AT THE KITCHEN TABLE, Stephanie was browsing through a magazine she’d read more times than she cared to remember. As her grandfather entered, she looked up expectantly.
    “Any news?” she asked.
    “I got Parry, but I’m afraid he still hasn’t heard anything,” Old Wilkie said as he put the satphone on the dresser.
    “Nothing? So we still don’t know if Will’s OK.”
    Her grandfather shook his head. He opened his bag to extract two rabbits he’d just shot, and laid them on the table. Stephanie wrinkled her nose in disgust.
    “How’s Chester doing?” Old Wilkie asked.
    “Same old, same old. Just sitting there, like he always does,” she replied.
    Old Wilkie nodded. “What about those books I got for him? Parry says he enjoys reading.”
    “He’s, like,
whatever
. Can’t say I blame him, though.
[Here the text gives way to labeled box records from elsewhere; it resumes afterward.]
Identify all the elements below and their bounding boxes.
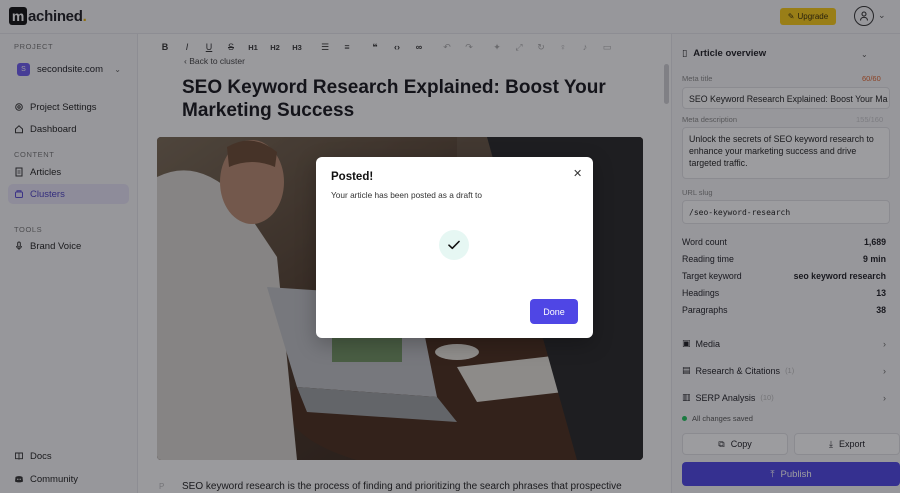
success-badge — [439, 230, 469, 260]
done-button[interactable]: Done — [530, 299, 578, 324]
dialog-title: Posted! — [331, 171, 374, 183]
close-icon[interactable]: ✕ — [573, 167, 582, 180]
dialog-message: Your article has been posted as a draft … — [331, 190, 482, 200]
posted-dialog: Posted! Your article has been posted as … — [316, 157, 593, 338]
checkmark-icon — [448, 240, 460, 250]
I started one of them called” — she groped for the title — “
The Highland Mole
or something.” She rolled her eyes as she stuck her tongue out. “Talk about being, like,
completely
unrealistic.” Shaking her head, she dropped her gaze to the magazine article she had, for the umpteenth time, been poring over, with the title “X Factor — The Future of Britain’s Talent.”
    “He likes those types of books,” Old Wilkie countered. “Just go and spend some time with him, will you? Try to get him to talk.”
    Letting out a sigh, Stephanie slapped her magazine shut and rose from the table. As she reached the door, she pushed it open a fraction to peer into the adjoining room. Chester was simply staring through the window at the sky above the sea.